3. Un modèle agricole intensif et pesticidé
C’était un des signes avant-coureurs de sa démission. Nicolas Hulot avait boudé, en décembre, la clôture des États généraux de l’alimentation (Egalim), estimant que les résultats n’étaient pas à la hauteur. Pour cause, deux thèmes principaux devaient être abordés : le faible revenu des agriculteurs et la transition vers une alimentation saine et durable dont la réduction des pesticides et le développement du bio sont la clef.
Or, les Egalim se sont concentrés sur le premier point, balayant quelque peu le deuxième."Je n’ai pas créé une complicité de vision avec le ministère de l’Agriculture alors qu’on avait une opportunité de changer le modèle agricole dominant", s’est d’ailleurs désolé Nicolas Hulot ce matin.
4. Le CETA, climato-incompatible
"Entre le climat et le CETA, Emmanuel Macron choisit le CETA", voilà comment les associations environnementales avaient accueilli l’entrée en vigueur du traité de libre-échange Union-Européenne - Canada en septembre 2017. Même la Fondation pour la Nature et l’Homme, ex-fondation Nicolas Hulot avait dénoncé la position du gouvernement. Et pour cause, la Commission d’experts indépendants mise en place par le Président avait sévèrement évalué l’impact environnemental du CETA.
Un point sur lequel est revenu Nicolas Hulot ce 28 août : "sur les sujets que je porte, on n’a pas la même grille de lecture", évoquant les positions d’Emmanuel Macron et d’Édouard Phillpe. "On ne remet pas en cause le modèle dominant. Je me suis largement prononcé sur des traités comme le CETA et on va en avoir une flopée d’autres".
5. L’inscription du climat dans la constitution reportée
Inscrire dans l’article 1 de la Constitution la lutte contre le dérèglement climatique et le respect de la biodiversité, voilà ce qu’avait obtenu Nicolas Hulot du gouvernement il y a quelques semaines. Le 13 juillet les députés ont d’ailleurs voté cette mesure. Mais elle a finalement été rejetée par les sénateurs et reportée par le gouvernement du fait du report de l'examen de la réforme des institutions.

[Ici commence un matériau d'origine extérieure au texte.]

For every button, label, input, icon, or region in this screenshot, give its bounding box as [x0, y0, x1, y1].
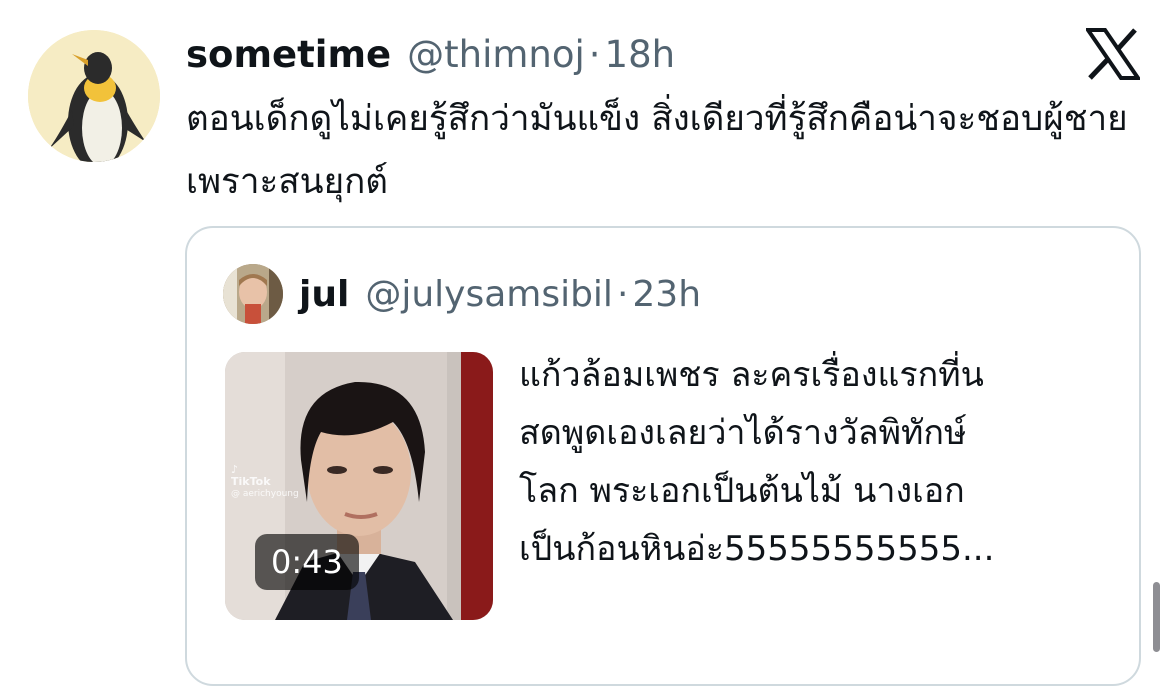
tweet-timestamp[interactable]: 18h [605, 33, 676, 76]
quoted-text-line: เป็นก้อนหินอ่ะ55555555555... [519, 529, 995, 569]
header-separator: · [588, 32, 601, 76]
tiktok-brand: TikTok [231, 475, 271, 488]
quoted-tweet-timestamp[interactable]: 23h [632, 274, 701, 315]
tweet-text: ตอนเด็กดูไม่เคยรู้สึกว่ามันแข็ง สิ่งเดีย… [186, 99, 1128, 202]
quoted-tweet-text: แก้วล้อมเพชร ละครเรื่องแรกที่น สดพูดเองเ… [519, 346, 1119, 578]
quoted-text-line: สดพูดเองเลยว่าได้รางวัลพิทักษ์ [519, 413, 967, 453]
tiktok-username: @ aerichyoung [231, 489, 299, 499]
scrollbar-thumb[interactable] [1153, 582, 1160, 652]
author-handle[interactable]: @thimnoj [407, 33, 585, 76]
x-logo-icon[interactable] [1086, 28, 1140, 80]
video-thumbnail[interactable]: ♪ TikTok @ aerichyoung 0:43 [225, 352, 493, 620]
tiktok-watermark: ♪ TikTok @ aerichyoung [231, 464, 299, 500]
author-avatar[interactable] [28, 30, 160, 162]
quoted-author-handle[interactable]: @julysamsibil [365, 274, 613, 315]
author-display-name[interactable]: sometime [186, 33, 391, 76]
quoted-text-line: แก้วล้อมเพชร ละครเรื่องแรกที่น [519, 355, 984, 395]
penguin-avatar-image [28, 30, 160, 162]
quoted-tweet-header: jul @julysamsibil · 23h [299, 266, 701, 322]
tweet-header: sometime @thimnoj · 18h [186, 26, 675, 82]
quoted-avatar-image [223, 264, 283, 324]
quoted-header-separator: · [616, 273, 629, 315]
quoted-tweet-card[interactable]: jul @julysamsibil · 23h ♪ TikTok @ aeric… [185, 226, 1141, 686]
quoted-author-display-name[interactable]: jul [299, 274, 349, 315]
quoted-text-line: โลก พระเอกเป็นต้นไม้ นางเอก [519, 471, 965, 511]
quoted-author-avatar[interactable] [223, 264, 283, 324]
video-duration-badge: 0:43 [255, 534, 359, 590]
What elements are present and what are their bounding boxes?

La loi Pacte, destinée à favoriser la croissance des entreprises, étant en tête des priorités.
Mais avec la démission de Nicolas Hulot, cette mesure pourrait même tomber dans les oubliettes. Elle avait en effet été accordée au ministère de la Transition écologique pour qu’il ne quitte pas le gouvernement, estimait-il alors. "Quand j’obtiens des choses, c’est pour éviter que je me barre", confiait-il le 2 août à Libération "ils m’ont donné l’article 1 de la Constitution (…) pour ne pas que je me barre. Le problème, c’est qu’ils devraient le faire par conviction".